The bill, which passed the Senate on June 28 by 86-11, also includes an amendment introduced by Carper and Coons that would allow farmers in the beginning stages of farming to apply for conservation funds through the Environmental Quality Incentives Program, which helps agricultural producers improve operations on their farms — all while protecting the land, as well as air and water quality. Previously, Delaware poultry farmers have been prevented from qualifying for conservation improvements, such as manure storage or composting facilities, until a resource concern is raised or until after birds have been placed on the farm, squandering their ability to access these funds through EQIP.
“In Delaware, and across the nation, our farmers face considerable and unique challenges. Low commodity prices combined with significant uncertainty surrounding this administration’s trade policies have made it very hard for farmers to plan for the future. This bill goes a long way to ensure farmers have the certainty they need to keep producing for this country and driving our economy,” said Carper. “Too often people say we have to choose between having a strong economy and having a healthy environment. This bill proves that is a false choice with clear wins for producers along with strong provisions to maintain a clean and safe environment for all Delawareans. I’m proud to have worked with Sen. Coons, and our colleagues across the aisle, to get a comprehensive and thoughtful piece of legislation over the finish line in the Senate.”
“I was proud to support passage of the Senate Farm Bill, legislation that supports Delaware’s farmers who feed us and drive our economy. In a year when our farmers have already faced increased challenges from unpredictable weather, it is critical that we advance this legislation to provide them with the certainty of a strong farm safety net and the resources they need to continue being good stewards of their land,” said Coons. “I applaud Senate Agriculture Committee Chairman Roberts and Ranking Member Stabenow for working in a bipartisan manner to avoid harmful cuts to nutrition and conservation programs that support Delaware’s families and our environment. I look forward to continuing to work with Sen. Carper and our colleagues to pass a strong Farm Bill into law.”

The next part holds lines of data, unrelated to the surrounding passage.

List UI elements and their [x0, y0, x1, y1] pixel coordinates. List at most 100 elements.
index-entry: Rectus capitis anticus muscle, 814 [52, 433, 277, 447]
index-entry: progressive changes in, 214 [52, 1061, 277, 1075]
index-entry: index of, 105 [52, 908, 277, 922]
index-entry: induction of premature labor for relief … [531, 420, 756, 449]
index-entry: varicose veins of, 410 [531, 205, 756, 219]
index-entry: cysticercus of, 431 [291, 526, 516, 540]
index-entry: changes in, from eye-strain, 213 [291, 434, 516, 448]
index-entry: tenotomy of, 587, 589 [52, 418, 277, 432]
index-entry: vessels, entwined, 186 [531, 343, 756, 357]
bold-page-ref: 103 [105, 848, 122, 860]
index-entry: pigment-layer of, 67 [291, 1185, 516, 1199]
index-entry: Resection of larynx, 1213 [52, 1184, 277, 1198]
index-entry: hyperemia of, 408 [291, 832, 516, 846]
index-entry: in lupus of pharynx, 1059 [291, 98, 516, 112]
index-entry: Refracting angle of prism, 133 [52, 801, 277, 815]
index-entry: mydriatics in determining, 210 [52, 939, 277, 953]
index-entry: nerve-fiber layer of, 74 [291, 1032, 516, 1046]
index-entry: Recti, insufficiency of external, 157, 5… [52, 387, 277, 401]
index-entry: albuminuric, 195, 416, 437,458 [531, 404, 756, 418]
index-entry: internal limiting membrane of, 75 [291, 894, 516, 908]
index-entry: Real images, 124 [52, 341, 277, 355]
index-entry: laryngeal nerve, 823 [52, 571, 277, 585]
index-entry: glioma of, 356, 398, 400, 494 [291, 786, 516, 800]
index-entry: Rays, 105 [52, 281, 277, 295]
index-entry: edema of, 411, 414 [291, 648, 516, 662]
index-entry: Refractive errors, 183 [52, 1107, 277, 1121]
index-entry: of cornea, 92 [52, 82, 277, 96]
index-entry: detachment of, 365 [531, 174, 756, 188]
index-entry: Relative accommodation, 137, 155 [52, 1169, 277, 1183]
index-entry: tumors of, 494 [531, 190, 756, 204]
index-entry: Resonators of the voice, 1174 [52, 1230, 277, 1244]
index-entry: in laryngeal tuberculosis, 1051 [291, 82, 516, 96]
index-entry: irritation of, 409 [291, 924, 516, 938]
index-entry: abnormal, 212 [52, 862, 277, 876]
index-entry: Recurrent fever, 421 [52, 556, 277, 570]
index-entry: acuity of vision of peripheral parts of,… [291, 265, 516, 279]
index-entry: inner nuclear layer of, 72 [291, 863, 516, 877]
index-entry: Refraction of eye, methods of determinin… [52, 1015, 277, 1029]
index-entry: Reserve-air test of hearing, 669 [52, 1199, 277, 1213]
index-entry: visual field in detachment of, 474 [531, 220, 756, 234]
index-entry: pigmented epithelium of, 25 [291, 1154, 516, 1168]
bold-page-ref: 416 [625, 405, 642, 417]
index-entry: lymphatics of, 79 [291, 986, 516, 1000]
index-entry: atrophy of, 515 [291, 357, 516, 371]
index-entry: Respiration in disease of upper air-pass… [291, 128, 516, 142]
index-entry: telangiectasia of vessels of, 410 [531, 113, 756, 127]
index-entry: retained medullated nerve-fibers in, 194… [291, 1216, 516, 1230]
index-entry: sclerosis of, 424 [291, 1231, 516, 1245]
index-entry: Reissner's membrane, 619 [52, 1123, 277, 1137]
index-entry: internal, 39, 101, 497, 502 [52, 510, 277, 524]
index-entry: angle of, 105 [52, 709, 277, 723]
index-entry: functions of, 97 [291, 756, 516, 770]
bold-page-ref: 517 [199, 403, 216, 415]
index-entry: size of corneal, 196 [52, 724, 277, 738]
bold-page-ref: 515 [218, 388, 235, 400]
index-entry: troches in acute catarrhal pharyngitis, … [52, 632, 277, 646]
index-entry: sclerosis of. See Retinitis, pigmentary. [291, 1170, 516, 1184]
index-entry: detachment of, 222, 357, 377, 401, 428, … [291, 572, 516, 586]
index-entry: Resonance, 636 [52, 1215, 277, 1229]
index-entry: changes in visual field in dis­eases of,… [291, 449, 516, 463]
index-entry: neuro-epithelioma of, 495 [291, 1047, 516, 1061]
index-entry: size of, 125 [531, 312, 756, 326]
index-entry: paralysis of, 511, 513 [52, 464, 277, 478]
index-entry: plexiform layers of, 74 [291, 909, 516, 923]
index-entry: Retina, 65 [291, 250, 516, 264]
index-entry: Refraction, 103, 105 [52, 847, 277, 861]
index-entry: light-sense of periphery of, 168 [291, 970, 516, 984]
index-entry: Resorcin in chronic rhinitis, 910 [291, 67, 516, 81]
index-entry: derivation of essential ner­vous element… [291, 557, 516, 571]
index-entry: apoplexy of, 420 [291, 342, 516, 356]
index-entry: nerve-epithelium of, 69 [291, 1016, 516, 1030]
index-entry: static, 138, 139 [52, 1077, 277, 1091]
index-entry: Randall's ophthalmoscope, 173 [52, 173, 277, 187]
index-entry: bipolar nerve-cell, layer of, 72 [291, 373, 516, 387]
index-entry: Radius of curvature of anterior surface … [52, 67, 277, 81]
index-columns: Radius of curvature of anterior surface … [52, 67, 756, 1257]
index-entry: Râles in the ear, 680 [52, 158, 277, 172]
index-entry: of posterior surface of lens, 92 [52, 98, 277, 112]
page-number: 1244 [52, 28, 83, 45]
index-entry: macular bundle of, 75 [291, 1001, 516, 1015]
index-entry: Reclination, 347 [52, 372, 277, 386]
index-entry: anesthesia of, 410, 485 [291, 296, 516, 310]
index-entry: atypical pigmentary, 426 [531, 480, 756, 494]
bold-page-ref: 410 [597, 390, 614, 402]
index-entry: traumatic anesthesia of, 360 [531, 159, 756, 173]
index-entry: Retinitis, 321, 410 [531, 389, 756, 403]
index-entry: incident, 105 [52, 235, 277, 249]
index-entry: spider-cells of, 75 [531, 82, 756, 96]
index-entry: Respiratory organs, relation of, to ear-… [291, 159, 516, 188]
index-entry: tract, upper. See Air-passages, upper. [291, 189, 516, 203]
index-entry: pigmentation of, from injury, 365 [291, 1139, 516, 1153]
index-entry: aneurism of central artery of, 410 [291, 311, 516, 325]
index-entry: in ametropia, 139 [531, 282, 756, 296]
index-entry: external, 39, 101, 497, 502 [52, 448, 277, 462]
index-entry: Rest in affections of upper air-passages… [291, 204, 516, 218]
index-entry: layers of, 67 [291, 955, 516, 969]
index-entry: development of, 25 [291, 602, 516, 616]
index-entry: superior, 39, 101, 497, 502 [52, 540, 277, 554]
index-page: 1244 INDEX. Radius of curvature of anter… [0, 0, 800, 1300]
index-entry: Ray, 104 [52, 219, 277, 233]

Specifically, the 2018 Farm Bill:
— Maintains support for agricultural conservation programs important to Delaware, such as the Conservation Stewardship Program, Environmental Quality Incentive Program and the Regional Conservation Partnership Program — programs that offer crucial tools to help farmers in Delaware and around the country protect water quality, preserve the land and enhance wildlife habitats.
— Includes improvements included in the Chesapeake Bay Farm Bill Enhancements Act (S.2039) that double funding for the RCPP programs and create additional opportunities for farmers on Delmarva, and throughout the Chesapeake Bay watershed, to benefit from the program.
— Expands crop insurance to help cover crops that are not covered by insurance, while also improving access for veterans, beginning farmers and fruit and vegetable growers.
— Preserves critical food access for millions of families, including thousands of families in Delaware.
— Makes key improvements to the Supplemental Nutrition Assistance Program that affirm existing regulations on SNAP work requirements, while avoiding harmful eligibility changes that would take away benefits and create unnecessary obstacles for states and working families.
— Creates new initiatives to make fruits and vegetables more accessible and affordable.
— Fights the opioid crisis through expanded telemedicine and community facility investments to provide critical treatment options for those who suffer from opioid addiction.
— Contains zero controversial provisions that weaken critical environmental protections and, as a result, is supported by all major environmental and sportsmen groups, including Defenders of Wildlife, The Wilderness Society, Sierra Club, National Wildlife Federation and Trout Unlimited.
— Provides funding for farmers markets and organic research.
— Develops a new “Harvesting Health” produce prescription program to allow health care providers to help low-income patients build healthier diets and access more fruits and vegetables.
The text of the bill is available at bit.ly/2KF1LPm.